Mukanya’s last dance
The Lion of Zimbabwe, Thomas Mapfumo, plans to leave the stage – but not the music.
Thomas Tafirenyika Mapfumo was forever changed by a white man who shouted, “Shut up you kaffirs!” at his band, as they came to the end of their rendition of Elvis Presley’s The Last Time.
Back then, in the 1970s, Mapfumo, like many of his peers, was enamoured with rock and roll, and Presley’s showmanship and swagger. So, “this blatant racist episode hurt me a lot and made me think that: we are not allowed to sing foreign music,” he told The Continent over the phone from his home in Oregon, US.
But it also made him realise that he could just as easily borrow from the musical traditions of Zimbabwe and wider Africa.
Overlaying Zimbabwean and other African oral storytelling traditions with mbira, drums and guitar riffs set Mapfumo apart as a musical virtuoso. In his prime, while on stage, he’d swirl to the mbira and drums, head bowed, dreadlocks swaying, seemingly in devotional connection with the world yonder.
Fans would chant “Mukanya, Mukanya, Mukanya!” a reference to Mapfumo’s baboon totem.
A speaker of hard truths
Unlike his surname, the plural of a spear, a weapon used to pierce the enemy from a safe distance, Mapfumo’s lyrics have always been direct and confrontational, earning him the moniker “The Lion of Zimbabwe” – beautiful, militant, mystical, poetic and dangerous.
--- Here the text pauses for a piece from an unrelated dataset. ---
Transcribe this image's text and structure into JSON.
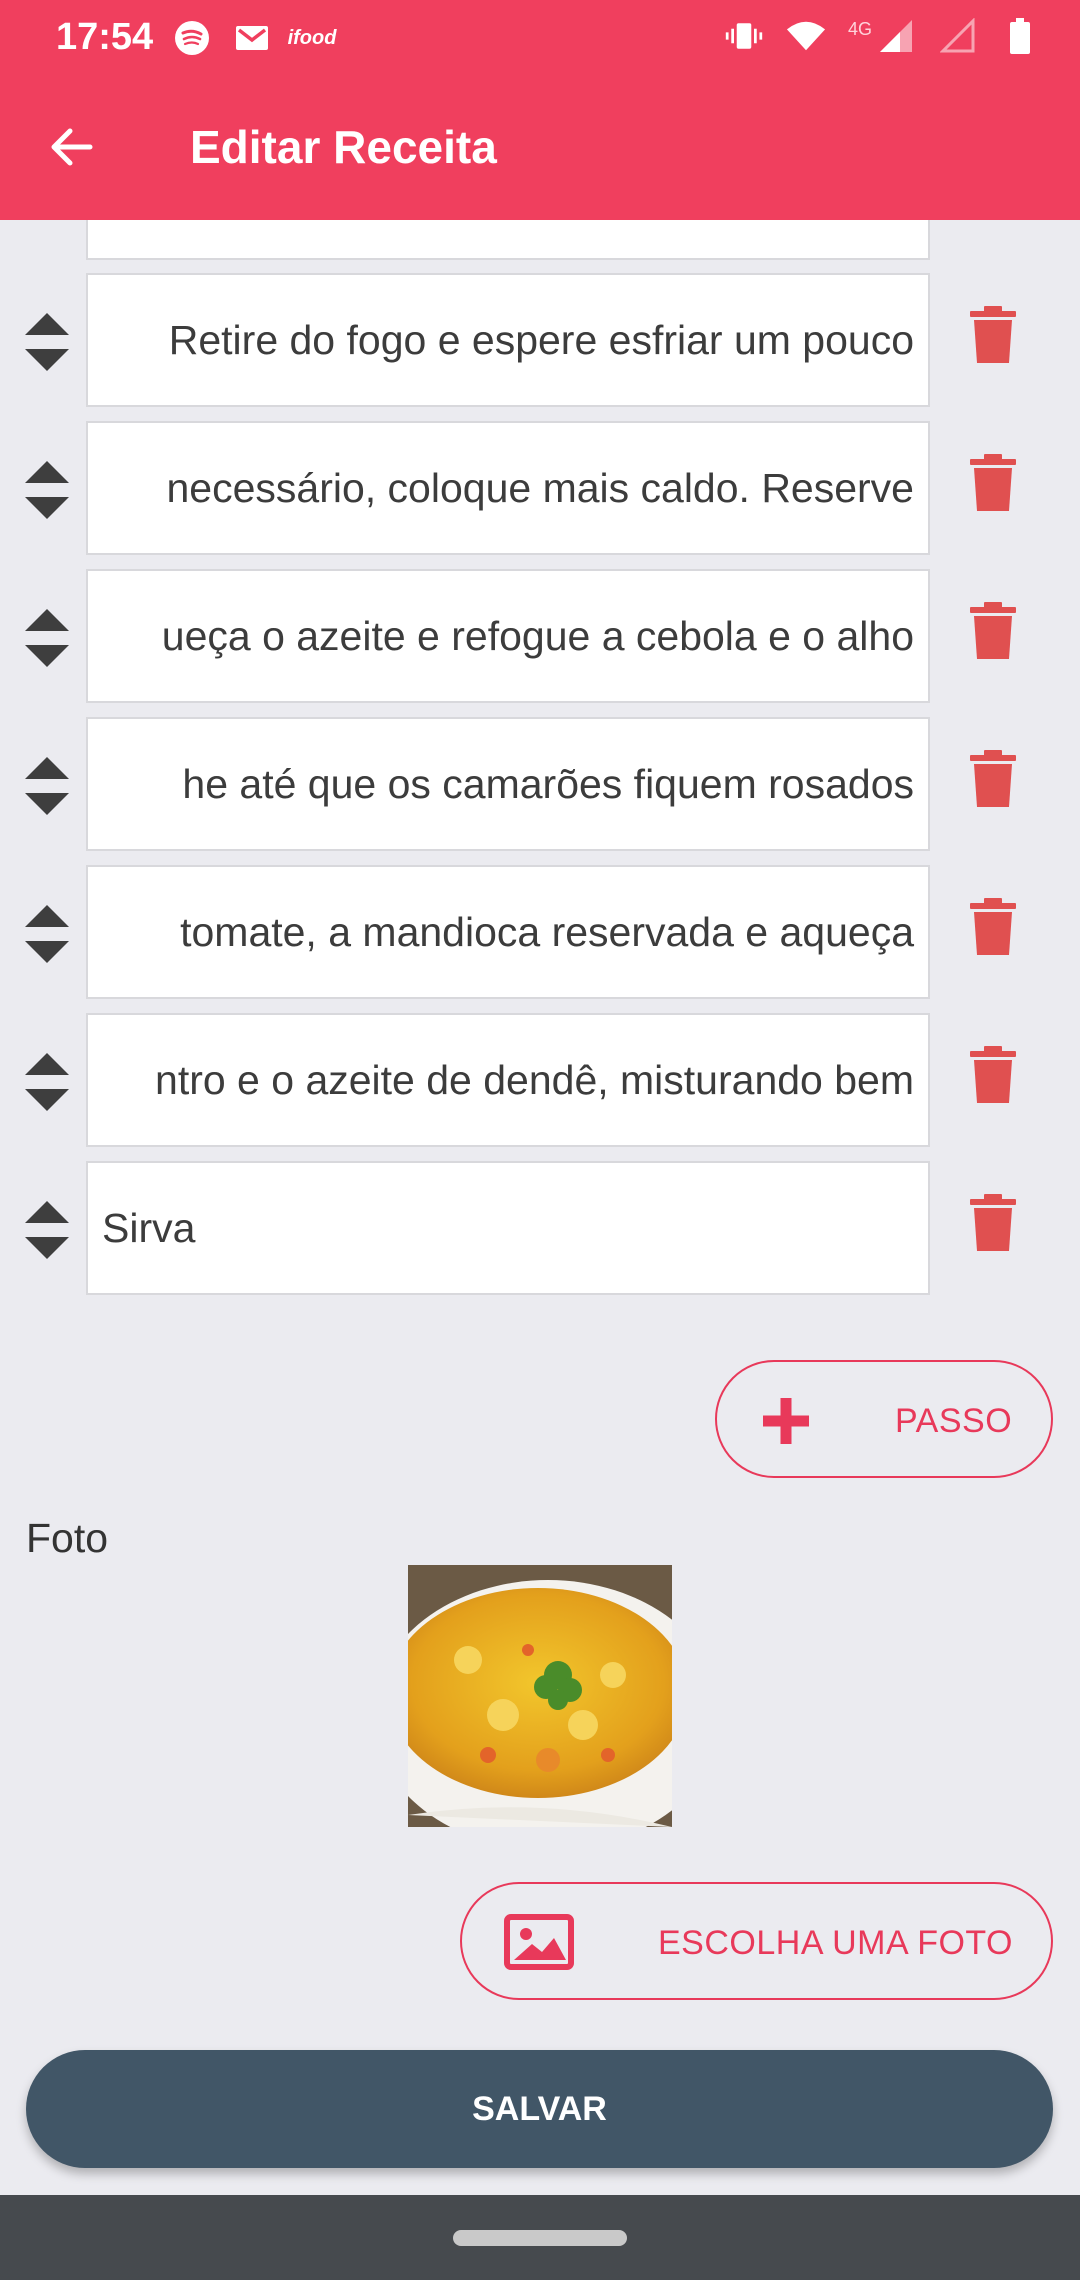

“During the 1970s war, Mapfumo had made himself a legend with slyly political songs sung in an African tongue (Shona), and referencing sacred traditional music that had been systematically stigmatised by Rhodesian officials,” says Banning Eyre’s book, Lion Songs: Thomas Mapfumo and the Music that Made Zimbabwe.
In 1989, nine years into independence, graft was rife within the echelons of the new elite. Mapfumo released Corruption. The hard-hitting album soon drew the ire of Robert Mugabe’s regime. Mapfumo was eventually forced into exile and the album confined to selected bars and homes.
After Mugabe was deposed, Mapfumo triumphantly returned to a Zimbabwean stage in 2018. The gig became a pungwe, an all-nighter, that delighted fans spoke of as an almost spiritual experience.
The truce with Zimbabwean politicians did not last. Mukanya keeps ruffling feathers, asking as he did in his 1998 song: “Ndiyani Waparadza Musha?” – who destroyed my home?
“I once called the main opposition leader, Nelson Chamisa, regarding the [August] elections and I told him not to accept them without reforms, without foreign observers, and the voters roll,” said the musician.
He is so concerned about repercussions for his continued interest in Zimbabwean politics that he did not attend the funeral of his brother and bandmate Lancelot, who passed away last year.

Now aged 78, after gracing global stages for five decades, Mapfumo wants to leave the stage, but on his own terms. He plans to release one more album but has decided he will retire from live performances and instead spend his energy on supporting upcoming musicians.
But his retirement venture will roll out with a caveat – one that suggests that the racial aggression of that 1970s white man still cuts. He too became something of a music culture separatist. He wants to support upcoming musicians to “promote their own music and culture, not music from other foreign nations.” He says of people who prefer Zimdancehall, “you are despising your own music and culture and encouraging foreign music.”